Empezó de a poco: pintando casas. Comenzaba el día con un impecable traje blanco arriba de una escalera de madera y terminada todo salpicado con el color que su cliente le requería. Al año siguiente se mudó a Manhattan y conoció al pintor armenio Arshile Gorky que no sólo se volvió un gran amigo, también fue quien lo introdujo, paulatinamente, poco a poco, en el arte abstracto.
Lo que sigue es historia conocida. Willem de Kooning escaló hasta la punta de la vanguardia artística. Se volvió un referente del expresionismo abstracto, y del Action Painting, término acuñado por el crítico Harold Rosenberg para referirse al poder gestual de las obras de artistas como Jackson Pollock, Franz Kline y, por supuesto, el propio De Kooning.
Pero en en el pico de su fama, de su maduración artística, decidió alejarse un poco de la centralidad.

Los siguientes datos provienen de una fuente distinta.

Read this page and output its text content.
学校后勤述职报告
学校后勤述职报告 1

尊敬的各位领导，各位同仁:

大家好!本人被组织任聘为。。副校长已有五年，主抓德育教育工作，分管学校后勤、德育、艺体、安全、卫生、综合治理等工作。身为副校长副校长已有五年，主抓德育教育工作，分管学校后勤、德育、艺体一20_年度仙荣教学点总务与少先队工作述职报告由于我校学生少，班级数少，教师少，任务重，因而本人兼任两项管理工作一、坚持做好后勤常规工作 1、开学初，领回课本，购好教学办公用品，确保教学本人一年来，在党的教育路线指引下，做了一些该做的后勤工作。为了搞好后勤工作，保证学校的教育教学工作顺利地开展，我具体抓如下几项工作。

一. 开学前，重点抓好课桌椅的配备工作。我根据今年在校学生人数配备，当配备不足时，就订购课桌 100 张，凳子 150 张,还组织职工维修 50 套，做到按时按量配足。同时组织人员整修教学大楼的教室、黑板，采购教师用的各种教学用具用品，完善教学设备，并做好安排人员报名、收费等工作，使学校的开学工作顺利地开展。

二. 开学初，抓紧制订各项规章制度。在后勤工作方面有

Corría en año 1963. Pateó el tablero y se instaló en Long Island. En su cabeza rumiaba una sola idea: encaminarsu obra hacia una síntesis de sus primeros trabajos y los que había hecho en las últimas dos décadas, buscando una tercera etapa, la última, la definitiva. Para muchos, la mejor.
Allí, en su estudio de Long Island, pintó Hombre rojo con bigote. La terminó en 1971. Mide más de un metro ochenta. ¿Qué tiene esta obra? A simple vista, colores fuertes, trazos arrebatados, potencia expresiva. En una segunda lectora, presionado por el título, vemos una figura, un cuerpo humano tras una maraña de gruesos empastes. La enorme dimensión del cuadro le dan un carácter más poderoso aún.
La curadora Paloma Alarcó lo describió así: “El espacio pictórico se define a través de una pincelada muy abigarrada, casi claustrofóbica, que no deja ni un solo respiro, ningún hueco, lo que incrementa la abstracción de la imagen”. También hizo referencia al frecuente uso del rojo, “vinculado a sentimientos de pasión y arrebato”.
"Su uso generalizado en esta composición podría entenderse como la necesidad del artista de emitir un profundo alarido que inevitablemente recuerda a las convulsivas deformaciones de las figuras de Bacon”, concluyó.
En la década siguiente, la del ochenta, De Kooning comenzó un lento declive: le diagnosticaron Alzheimer y un tribunal lo declaró incapaz de administrar su patrimonio, por lo que quedó bajo la tutela de su hija en 1989. Mientras tanto, su obra cotizaba a precios exorbitantes. Murió en 1997 a los 92 años en Nueva York. Hombre rojo con bigote está en el Museo Nacional Thyssen-Bornemisza, Madrid, España.